Insulin injections don’t just come in syringe form. In fact, insulin can be administered safely to diabetic patients in the following form:

1. Injection insulin pump patch

Insulin patches are a recent innovation in the science of insulin delivery. However, doctors may prescribe them for patients fearful of needles or as a painlessly way to absorb insulin transdermally through the skin and into the bloodstream. There are insulin patches designed to gradually release glucose throughout the day (basal insulin patches) and those that counteract blood sugar spikes following meals (bolus insulin patches).

2. Insulin pumps

Insulin pumps stay attached to diabetic patients as an insulin-delivery system that releases glucose at preset intervals and dosages via a small monitor.

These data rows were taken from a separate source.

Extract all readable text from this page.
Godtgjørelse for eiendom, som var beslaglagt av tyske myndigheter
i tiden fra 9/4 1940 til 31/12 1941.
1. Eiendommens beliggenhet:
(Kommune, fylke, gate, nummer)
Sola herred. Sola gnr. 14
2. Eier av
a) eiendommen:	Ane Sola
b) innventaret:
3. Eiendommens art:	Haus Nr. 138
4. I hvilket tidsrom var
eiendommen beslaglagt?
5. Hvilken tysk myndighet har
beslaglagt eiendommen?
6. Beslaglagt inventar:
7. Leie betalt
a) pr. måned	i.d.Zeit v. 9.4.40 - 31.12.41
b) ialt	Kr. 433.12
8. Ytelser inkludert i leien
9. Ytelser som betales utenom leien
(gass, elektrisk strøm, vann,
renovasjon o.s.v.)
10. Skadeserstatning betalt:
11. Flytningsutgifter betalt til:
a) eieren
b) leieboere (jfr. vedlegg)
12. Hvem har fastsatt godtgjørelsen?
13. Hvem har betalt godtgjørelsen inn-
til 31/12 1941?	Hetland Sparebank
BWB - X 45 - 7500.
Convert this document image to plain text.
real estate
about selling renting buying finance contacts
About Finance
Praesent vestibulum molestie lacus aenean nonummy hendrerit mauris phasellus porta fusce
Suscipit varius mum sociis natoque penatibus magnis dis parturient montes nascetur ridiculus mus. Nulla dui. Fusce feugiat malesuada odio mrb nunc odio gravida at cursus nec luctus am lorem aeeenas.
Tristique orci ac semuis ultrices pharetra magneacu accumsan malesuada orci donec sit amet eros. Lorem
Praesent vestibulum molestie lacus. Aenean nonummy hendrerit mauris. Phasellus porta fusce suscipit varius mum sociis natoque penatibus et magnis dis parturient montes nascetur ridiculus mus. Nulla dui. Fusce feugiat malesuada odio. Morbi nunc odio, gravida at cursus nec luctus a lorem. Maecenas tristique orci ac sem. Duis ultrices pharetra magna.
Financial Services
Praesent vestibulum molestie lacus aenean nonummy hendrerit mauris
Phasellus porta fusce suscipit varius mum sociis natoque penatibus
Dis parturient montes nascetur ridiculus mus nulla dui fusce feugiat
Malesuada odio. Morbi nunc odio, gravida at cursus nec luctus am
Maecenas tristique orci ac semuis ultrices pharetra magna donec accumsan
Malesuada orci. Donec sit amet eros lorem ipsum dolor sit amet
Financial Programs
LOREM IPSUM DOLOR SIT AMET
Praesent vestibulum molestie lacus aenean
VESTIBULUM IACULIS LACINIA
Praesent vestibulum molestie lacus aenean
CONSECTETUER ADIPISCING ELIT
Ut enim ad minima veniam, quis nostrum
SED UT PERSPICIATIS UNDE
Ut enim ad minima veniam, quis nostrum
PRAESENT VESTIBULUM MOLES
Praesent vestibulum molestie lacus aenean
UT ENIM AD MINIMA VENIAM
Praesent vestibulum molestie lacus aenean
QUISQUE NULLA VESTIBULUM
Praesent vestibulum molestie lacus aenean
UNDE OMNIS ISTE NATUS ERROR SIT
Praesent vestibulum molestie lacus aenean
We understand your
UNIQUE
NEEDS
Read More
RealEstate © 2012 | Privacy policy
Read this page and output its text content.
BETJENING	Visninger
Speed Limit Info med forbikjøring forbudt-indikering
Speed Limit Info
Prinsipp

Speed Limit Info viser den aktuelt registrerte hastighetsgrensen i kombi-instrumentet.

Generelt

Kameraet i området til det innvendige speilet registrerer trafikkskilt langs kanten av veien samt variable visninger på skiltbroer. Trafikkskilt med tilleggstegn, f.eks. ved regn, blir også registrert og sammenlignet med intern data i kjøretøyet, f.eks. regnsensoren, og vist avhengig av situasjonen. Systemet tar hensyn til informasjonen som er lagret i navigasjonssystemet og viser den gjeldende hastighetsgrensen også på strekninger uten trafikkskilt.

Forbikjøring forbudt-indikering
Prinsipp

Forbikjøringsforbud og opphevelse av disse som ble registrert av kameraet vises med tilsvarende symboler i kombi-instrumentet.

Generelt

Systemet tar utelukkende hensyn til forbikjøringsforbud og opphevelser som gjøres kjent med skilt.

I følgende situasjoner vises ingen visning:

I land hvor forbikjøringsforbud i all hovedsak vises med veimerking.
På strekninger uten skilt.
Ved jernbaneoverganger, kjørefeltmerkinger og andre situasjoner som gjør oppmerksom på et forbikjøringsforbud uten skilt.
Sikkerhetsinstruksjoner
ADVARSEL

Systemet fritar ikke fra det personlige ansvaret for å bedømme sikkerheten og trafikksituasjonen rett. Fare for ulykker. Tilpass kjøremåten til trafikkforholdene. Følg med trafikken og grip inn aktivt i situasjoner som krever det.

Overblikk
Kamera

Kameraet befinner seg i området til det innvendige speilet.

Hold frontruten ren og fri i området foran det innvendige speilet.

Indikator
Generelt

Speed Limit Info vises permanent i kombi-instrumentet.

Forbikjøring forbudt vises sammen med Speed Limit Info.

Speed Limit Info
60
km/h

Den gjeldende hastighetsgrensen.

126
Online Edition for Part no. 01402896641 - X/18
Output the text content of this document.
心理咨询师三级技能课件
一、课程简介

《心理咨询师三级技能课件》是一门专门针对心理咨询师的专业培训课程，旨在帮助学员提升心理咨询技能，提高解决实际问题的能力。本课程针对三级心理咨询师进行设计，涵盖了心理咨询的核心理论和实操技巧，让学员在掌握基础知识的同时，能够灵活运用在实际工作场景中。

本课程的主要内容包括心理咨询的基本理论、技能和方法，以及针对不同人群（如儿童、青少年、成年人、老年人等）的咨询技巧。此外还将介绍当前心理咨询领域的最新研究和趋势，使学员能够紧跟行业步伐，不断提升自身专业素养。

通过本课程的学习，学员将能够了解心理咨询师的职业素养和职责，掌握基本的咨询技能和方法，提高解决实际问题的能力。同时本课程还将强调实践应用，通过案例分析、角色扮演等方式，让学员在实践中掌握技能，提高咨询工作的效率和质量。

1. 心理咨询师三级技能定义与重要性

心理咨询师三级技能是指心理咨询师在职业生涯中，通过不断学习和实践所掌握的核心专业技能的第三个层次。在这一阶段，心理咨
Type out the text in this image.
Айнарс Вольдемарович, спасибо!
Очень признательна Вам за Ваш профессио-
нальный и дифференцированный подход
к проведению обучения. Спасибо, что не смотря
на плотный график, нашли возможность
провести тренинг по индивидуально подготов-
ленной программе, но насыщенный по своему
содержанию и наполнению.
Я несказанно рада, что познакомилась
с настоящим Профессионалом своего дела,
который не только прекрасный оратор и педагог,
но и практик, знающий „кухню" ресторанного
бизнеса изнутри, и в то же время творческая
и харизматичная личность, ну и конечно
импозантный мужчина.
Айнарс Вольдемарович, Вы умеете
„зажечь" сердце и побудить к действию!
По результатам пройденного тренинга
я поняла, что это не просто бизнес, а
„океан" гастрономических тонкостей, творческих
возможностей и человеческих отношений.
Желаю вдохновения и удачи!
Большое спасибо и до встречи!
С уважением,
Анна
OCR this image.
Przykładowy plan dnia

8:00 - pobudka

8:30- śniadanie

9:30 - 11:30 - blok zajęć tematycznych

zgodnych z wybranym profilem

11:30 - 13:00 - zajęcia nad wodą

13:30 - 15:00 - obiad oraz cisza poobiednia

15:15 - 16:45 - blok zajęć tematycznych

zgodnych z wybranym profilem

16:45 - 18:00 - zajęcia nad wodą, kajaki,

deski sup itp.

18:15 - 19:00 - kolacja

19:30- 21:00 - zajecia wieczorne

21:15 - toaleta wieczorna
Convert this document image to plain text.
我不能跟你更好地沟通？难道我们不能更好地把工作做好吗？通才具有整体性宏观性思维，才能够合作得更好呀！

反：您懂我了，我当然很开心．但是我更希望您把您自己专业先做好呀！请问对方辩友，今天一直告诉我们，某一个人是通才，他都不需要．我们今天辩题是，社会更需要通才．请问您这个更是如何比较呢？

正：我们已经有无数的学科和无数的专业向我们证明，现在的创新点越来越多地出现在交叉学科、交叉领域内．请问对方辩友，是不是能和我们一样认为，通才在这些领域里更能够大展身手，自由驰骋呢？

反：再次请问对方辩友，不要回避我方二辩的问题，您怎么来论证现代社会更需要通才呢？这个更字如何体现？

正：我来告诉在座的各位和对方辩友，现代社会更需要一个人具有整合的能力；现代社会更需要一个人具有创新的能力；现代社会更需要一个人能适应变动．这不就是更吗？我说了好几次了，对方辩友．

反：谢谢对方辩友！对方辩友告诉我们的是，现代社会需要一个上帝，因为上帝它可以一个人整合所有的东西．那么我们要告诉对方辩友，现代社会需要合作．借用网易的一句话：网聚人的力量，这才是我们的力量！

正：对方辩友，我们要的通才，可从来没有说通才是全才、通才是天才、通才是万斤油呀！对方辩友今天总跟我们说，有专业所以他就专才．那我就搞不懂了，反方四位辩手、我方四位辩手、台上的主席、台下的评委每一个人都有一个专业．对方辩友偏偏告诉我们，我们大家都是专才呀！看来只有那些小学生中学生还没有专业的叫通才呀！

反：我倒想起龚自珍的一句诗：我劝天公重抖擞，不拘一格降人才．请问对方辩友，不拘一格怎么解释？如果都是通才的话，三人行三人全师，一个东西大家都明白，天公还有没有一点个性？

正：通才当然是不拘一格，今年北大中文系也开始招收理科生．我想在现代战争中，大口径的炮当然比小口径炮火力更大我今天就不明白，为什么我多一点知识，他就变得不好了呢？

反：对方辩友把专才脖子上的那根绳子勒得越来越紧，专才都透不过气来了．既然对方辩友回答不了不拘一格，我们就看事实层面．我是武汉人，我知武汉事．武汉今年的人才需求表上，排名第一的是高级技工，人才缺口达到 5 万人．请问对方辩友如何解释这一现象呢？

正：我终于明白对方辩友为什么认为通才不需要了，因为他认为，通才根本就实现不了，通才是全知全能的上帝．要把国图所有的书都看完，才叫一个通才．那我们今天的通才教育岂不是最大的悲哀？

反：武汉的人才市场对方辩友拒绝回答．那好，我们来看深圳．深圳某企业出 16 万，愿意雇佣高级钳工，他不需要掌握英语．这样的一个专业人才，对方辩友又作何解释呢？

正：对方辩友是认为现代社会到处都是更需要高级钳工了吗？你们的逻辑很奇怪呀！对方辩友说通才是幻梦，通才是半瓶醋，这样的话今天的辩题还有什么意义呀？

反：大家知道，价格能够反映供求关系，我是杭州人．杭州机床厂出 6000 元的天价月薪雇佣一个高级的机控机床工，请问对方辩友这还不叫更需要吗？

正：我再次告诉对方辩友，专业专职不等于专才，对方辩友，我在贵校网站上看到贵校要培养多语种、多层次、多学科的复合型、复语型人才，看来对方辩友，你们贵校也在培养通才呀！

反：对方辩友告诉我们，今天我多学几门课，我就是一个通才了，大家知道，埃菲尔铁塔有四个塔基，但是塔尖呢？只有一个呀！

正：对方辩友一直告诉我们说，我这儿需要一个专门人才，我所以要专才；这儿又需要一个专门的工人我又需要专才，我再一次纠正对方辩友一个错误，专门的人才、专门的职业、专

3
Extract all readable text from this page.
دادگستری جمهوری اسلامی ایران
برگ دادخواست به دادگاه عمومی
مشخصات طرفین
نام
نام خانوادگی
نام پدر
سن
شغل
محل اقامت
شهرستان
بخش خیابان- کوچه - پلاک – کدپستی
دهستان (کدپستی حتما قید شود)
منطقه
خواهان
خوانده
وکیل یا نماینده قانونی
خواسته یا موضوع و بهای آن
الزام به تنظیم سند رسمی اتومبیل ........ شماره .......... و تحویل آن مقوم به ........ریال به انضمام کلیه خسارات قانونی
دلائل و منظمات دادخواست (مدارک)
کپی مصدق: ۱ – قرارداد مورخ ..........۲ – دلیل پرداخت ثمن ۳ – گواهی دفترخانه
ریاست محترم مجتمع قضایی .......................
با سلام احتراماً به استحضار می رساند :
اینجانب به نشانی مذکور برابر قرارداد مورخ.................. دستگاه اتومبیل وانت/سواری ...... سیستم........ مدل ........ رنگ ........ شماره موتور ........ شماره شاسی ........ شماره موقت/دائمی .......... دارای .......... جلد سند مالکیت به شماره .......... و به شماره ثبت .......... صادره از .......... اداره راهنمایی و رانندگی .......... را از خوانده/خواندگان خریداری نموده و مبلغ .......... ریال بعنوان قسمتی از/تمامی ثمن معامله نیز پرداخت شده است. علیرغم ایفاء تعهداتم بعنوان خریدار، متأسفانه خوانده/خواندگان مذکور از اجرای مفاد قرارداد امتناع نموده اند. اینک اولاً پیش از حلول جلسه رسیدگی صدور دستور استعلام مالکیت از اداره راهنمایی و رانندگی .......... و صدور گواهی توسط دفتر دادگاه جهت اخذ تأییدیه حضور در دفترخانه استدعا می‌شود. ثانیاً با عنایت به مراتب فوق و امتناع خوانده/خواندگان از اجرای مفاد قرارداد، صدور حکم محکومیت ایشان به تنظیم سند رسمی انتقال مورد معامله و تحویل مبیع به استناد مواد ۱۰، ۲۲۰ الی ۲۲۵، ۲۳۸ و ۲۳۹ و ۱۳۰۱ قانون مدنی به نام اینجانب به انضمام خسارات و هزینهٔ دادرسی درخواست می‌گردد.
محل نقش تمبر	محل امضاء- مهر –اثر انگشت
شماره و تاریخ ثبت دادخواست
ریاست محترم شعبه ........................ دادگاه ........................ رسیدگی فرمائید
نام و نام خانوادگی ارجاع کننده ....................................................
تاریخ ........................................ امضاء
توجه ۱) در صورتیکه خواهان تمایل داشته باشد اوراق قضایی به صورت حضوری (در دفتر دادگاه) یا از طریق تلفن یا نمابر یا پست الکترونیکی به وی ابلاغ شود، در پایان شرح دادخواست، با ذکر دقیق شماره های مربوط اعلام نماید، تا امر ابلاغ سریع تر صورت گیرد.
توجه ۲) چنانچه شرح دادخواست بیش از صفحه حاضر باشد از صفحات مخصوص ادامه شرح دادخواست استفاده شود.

3. Syringe insulin magnifiers

This method is the most common insulin delivery system via needle and syringe. However, the added syringe scale magnifier is beneficial for patients with vision difficulties. Many insulin magnifiers are also outfitted with a needle guide for added dexterity for patients who need help with syringe stabilization prior to injection.

4. Insulin Pen

These pre-filled glucose cartridges deliver insulin into the bloodstream via a ‘pen’ syringe. Simple press the pen against a blood vessel and depress in order to trigger release of insulin. Insulin pens are less invasive than syringes and offer fast, safe, convenient glucose injections.